## Bar Chart: Mean accuracy and macro average (95% confidence intervals) after injection of internal error
### Overview
The chart compares the mean accuracy and macro average performance of nine AI models across four categories (SCLI5, GSM8K-SC, PRM800K-SC, Macro Average) after internal error injection.

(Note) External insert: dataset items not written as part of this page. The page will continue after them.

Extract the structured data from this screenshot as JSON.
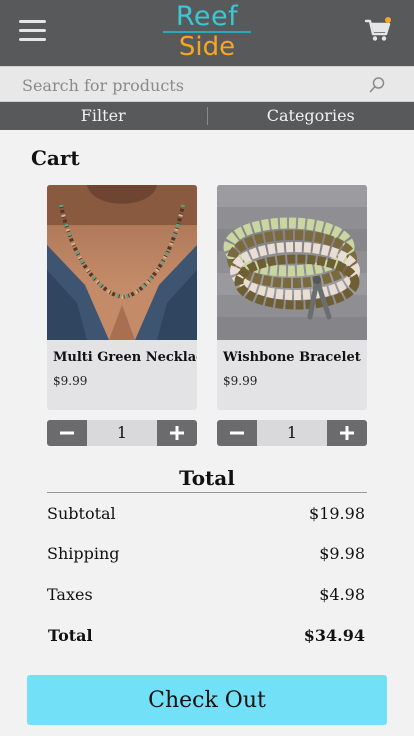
{
  "header": {
    "logo_line1": "Reef",
    "logo_line2": "Side",
    "cart_badge": true,
    "icons": [
      "hamburger-menu-icon",
      "shopping-cart-icon"
    ]
  },
  "search": {
    "placeholder": "Search for products",
    "value": ""
  },
  "filterbar": {
    "filter_label": "Filter",
    "categories_label": "Categories"
  },
  "cart": {
    "title": "Cart",
    "items": [
      {
        "name": "Multi Green Necklace",
        "price": "$9.99",
        "quantity": "1"
      },
      {
        "name": "Wishbone Bracelet",
        "price": "$9.99",
        "quantity": "1"
      }
    ]
  },
  "totals": {
    "heading": "Total",
    "subtotal_label": "Subtotal",
    "subtotal_value": "$19.98",
    "shipping_label": "Shipping",
    "shipping_value": "$9.98",
    "taxes_label": "Taxes",
    "taxes_value": "$4.98",
    "total_label": "Total",
    "total_value": "$34.94"
  },
  "checkout": {
    "label": "Check Out"
  },
  "colors": {
    "header_bg": "#58595b",
    "logo_teal": "#3cc7d6",
    "logo_orange": "#f5a623",
    "checkout_bg": "#72e0f7",
    "stepper_btn": "#6b6b6d"
  }
}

Accuracy values range from 0.0 to 1.0, with 95% confidence intervals represented by error bars.
### Components/Axes
- **X-axis**: Models (DeepSeek-R1-0528, QwQ-32B, Qwen3-235B-A228 (thinking), Qwen3-30B-A38 (thinking), Qwen3-14B (thinking), gemma-3-27b-it, Qwen3-32B (thinking), gemma-3-120-it, Phi-4-reasoning-plus)
- **Y-axis**: Accuracy (0.0–1.0 in 0.2 increments)
- **Legend**:
- Blue: SCLI5
- Orange: GSM8K-SC
- Green: PRM800K-SC
- Red: Macro Average
- **Error Bars**: Vertical lines representing 95% confidence intervals (values in parentheses)
### Detailed Analysis
1. **DeepSeek-R1-0528**
- SCLI5: 0.998 (±0.012)
- GSM8K-SC: 0.965 (±0.015)
- PRM800K-SC: 0.772 (±0.021)
- Macro Average: 0.908 (±0.018)
2. **QwQ-32B**
- SCLI5: 0.978 (±0.014)
- GSM8K-SC: 0.952 (±0.018)
- PRM800K-SC: 0.770 (±0.020)
- Macro Average: 0.894 (±0.017)
3. **Qwen3-235B-A228 (thinking)**
- SCLI5: 0.954 (±0.016)
- GSM8K-SC: 0.953 (±0.019)
- PRM800K-SC: 0.758 (±0.023)
- Macro Average: 0.876 (±0.019)
4. **Qwen3-30B-A38 (thinking)**
- SCLI5: 0.843 (±0.020)
- GSM8K-SC: 0.921 (±0.017)
- PRM800K-SC: 0.775 (±0.022)
- Macro Average: 0.845 (±0.018)
5. **Qwen3-14B (thinking)**
- SCLI5: 0.856 (±0.019)
- GSM8K-SC: 0.942 (±0.016)
- PRM800K-SC: 0.741 (±0.024)
- Macro Average: 0.843 (±0.019)
6. **gemma-3-27b-it**
- SCLI5: 0.879 (±0.018)
- GSM8K-SC: 0.778 (±0.021)
- PRM800K-SC: 0.789 (±0.020)
- Macro Average: 0.815 (±0.017)
7. **Qwen3-32B (thinking)**
- SCLI5: 0.798 (±0.022)
- GSM8K-SC: 0.913 (±0.019)
- PRM800K-SC: 0.703 (±0.025)
- Macro Average: 0.804 (±0.018)
8. **gemma-3-120-it**
- SCLI5: 0.763 (±0.023)
- GSM8K-SC: 0.789 (±0.020)
- PRM800K-SC: 0.762 (±0.024)
- Macro Average: 0.763 (±0.019)
9. **Phi-4-reasoning-plus**
- SCLI5: 0.731 (±0.025)
- GSM8K-SC: 0.718 (±0.026)
- PRM800K-SC: 0.667 (±0.027)
- Macro Average: 0.707 (±0.020)
### Key Observations
- **Highest Performance**: DeepSeek-R1-0528 achieves the highest accuracy across all categories (SCLI5: 0.998, Macro Average: 0.908).
- **Lowest Performance**: Phi-4-reasoning-plus has the lowest accuracy (SCLI5: 0.731, Macro Average: 0.707).
- **Macro Average Consistency**: The Macro Average (red bars) is consistently lower than individual model accuracies, indicating aggregation reduces performance.
- **Error Bar Variability**: Larger error bars (e.g., Phi-4-reasoning-plus: ±0.025–0.027) suggest greater uncertainty in lower-performing models.
- **Model-Specific Trends**:
- SCLI5 (blue) and GSM8K-SC (orange) generally outperform PRM800K-SC (green).
- Qwen3-30B-A38 and Qwen3-14B show significant drops in SCLI5 accuracy compared to other models.
### Interpretation
The data suggests that internal error injection reduces model robustness, with performance degradation varying by architecture. SCLI5 and GSM8K-SC demonstrate higher resilience, while PRM800K-SC struggles across all models. The Macro Average's lower values highlight the challenges of combining diverse models under error conditions. Notably, larger error bars in weaker models (e.g., Phi-4) indicate less reliable measurements, emphasizing the need for targeted improvements in error-handling capabilities. The consistent underperformance of PRM800K-SC suggests architectural limitations in handling injected errors compared to other frameworks.